Since ${a_1} < 3$, so ${a_2} < \sqrt {3 + 6} = 3$.
Since ${a_2} < 3$, so ${a_3} < \sqrt {3 + 6} = 3$.
Since ${a_3} < 3$, so ${a_4} < \sqrt {3 + 6} = 3$.
And so on, we have all terms ${a_n} < 3$. This implies that ${a_n}$ is bounded by $3$.
Hence, $\left\{ {{a_n}} \right\}$ is increasing and bounded by $3$.
(c) We know from part (b) that $\left\{ {{a_n}} \right\}$ is increasing and bounded by $3$. Thus, by Theorem 6 of Section 11.1: $\left\{ {{a_n}} \right\}$ converges, that is, $\mathop {\lim }\limits_{n \to \infty } {a_n}$ exists. In this case, let $M=3$.
Now, we evaluate $\mathop {\lim }\limits_{n \to \infty } {a_n}$.
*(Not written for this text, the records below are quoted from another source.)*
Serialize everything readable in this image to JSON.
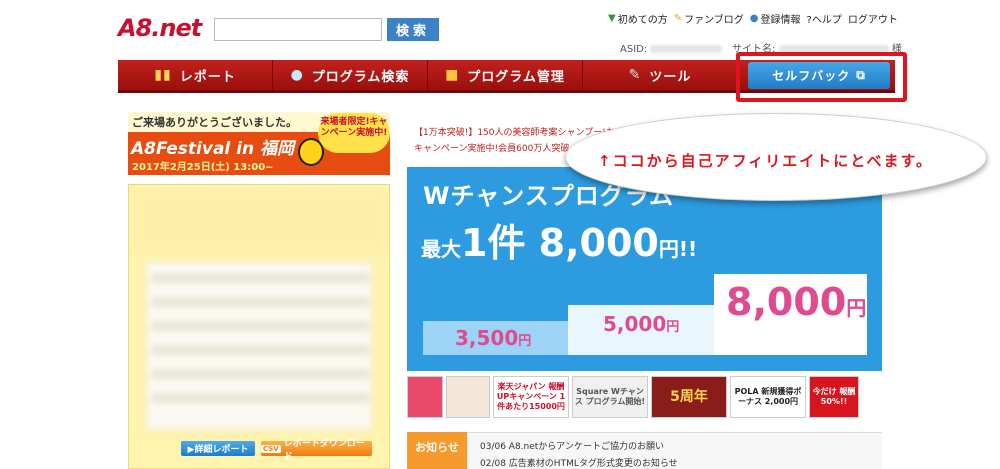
{
  "header": {
    "logo": "A8.net",
    "search_button": "検索",
    "links": [
      {
        "icon": "beginner-icon",
        "label": "初めての方"
      },
      {
        "icon": "pencil-icon",
        "label": "ファンブログ"
      },
      {
        "icon": "user-icon",
        "label": "登録情報"
      },
      {
        "icon": "help-icon",
        "label": "?ヘルプ"
      },
      {
        "icon": "",
        "label": "ログアウト"
      }
    ],
    "asid_label": "ASID:",
    "site_label": "サイト名:",
    "suffix": "様"
  },
  "nav": {
    "items": [
      {
        "label": "レポート",
        "icon": "bar-chart-icon"
      },
      {
        "label": "プログラム検索",
        "icon": "search-icon"
      },
      {
        "label": "プログラム管理",
        "icon": "folder-icon"
      },
      {
        "label": "ツール",
        "icon": "wrench-icon"
      }
    ],
    "selfback": "セルフバック",
    "selfback_icon": "window-icon"
  },
  "festival": {
    "greeting": "ご来場ありがとうございました。",
    "title": "A8Festival in 福岡",
    "date": "2017年2月25日(土) 13:00~",
    "badge": "来場者限定!キャンペーン実施中!"
  },
  "left": {
    "detail_button": "▶詳細レポート",
    "csv": "CSV",
    "download_button": "レポートダウンロード"
  },
  "notice_top": [
    "【1万本突破!】150人の美容師考案シャンプー!お試しセット",
    "キャンペーン実施中!会員600万人突破★無料"
  ],
  "bubble": "↑ココから自己アフィリエイトにとべます。",
  "wchance": {
    "title": "Wチャンスプログラム",
    "max_prefix": "最大",
    "max_big": "1件 8,000",
    "max_unit": "円!!",
    "bars": [
      {
        "value": "3,500",
        "unit": "円"
      },
      {
        "value": "5,000",
        "unit": "円"
      },
      {
        "value": "8,000",
        "unit": "円"
      }
    ]
  },
  "thumbs": [
    {
      "text": "",
      "color": "#e84a6a"
    },
    {
      "text": "",
      "color": "#f4e6d8"
    },
    {
      "text": "楽天ジャパン 報酬UPキャンペーン 1件あたり15000円",
      "color": "#ffffff"
    },
    {
      "text": "Square Wチャンス プログラム開始!",
      "color": "#f0f0f0"
    },
    {
      "text": "5周年",
      "color": "#8a1c1c"
    },
    {
      "text": "POLA 新規獲得ボーナス 2,000円",
      "color": "#ffffff"
    },
    {
      "text": "今だけ 報酬 50%!!",
      "color": "#d8141e"
    }
  ],
  "news": {
    "label": "お知らせ",
    "items": [
      "03/06 A8.netからアンケートご協力のお願い",
      "02/08 広告素材のHTMLタグ形式変更のお知らせ"
    ]
  }
}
Let $L = \mathop {\lim }\limits_{n \to \infty } {a_n}$. By definition, we also have
$L = \mathop {\lim }\limits_{n \to \infty } {a_{n + 1}}$
Since ${a_{n + 1}} = \sqrt {{a_n} + 6} $, so
$L = \mathop {\lim }\limits_{n \to \infty } \sqrt {{a_n} + 6} $
$L = \sqrt {\mathop {\lim }\limits_{n \to \infty } {a_n} + 6} $
But $L = \mathop {\lim }\limits_{n \to \infty } {a_n}$, so
$L = \sqrt {L + 6} $
${L^2} = L + 6$
${L^2} - L - 6 = 0$
$\left( {L + 2} \right)\left( {L - 3} \right) = 0$
$L=-2$, ${\ \ \ \ \ }$ $L=3$
Since ${a_n} > 0$, we choose $L=3$.
Thus, $L = \mathop {\lim }\limits_{n \to \infty } {a_n} = 3$.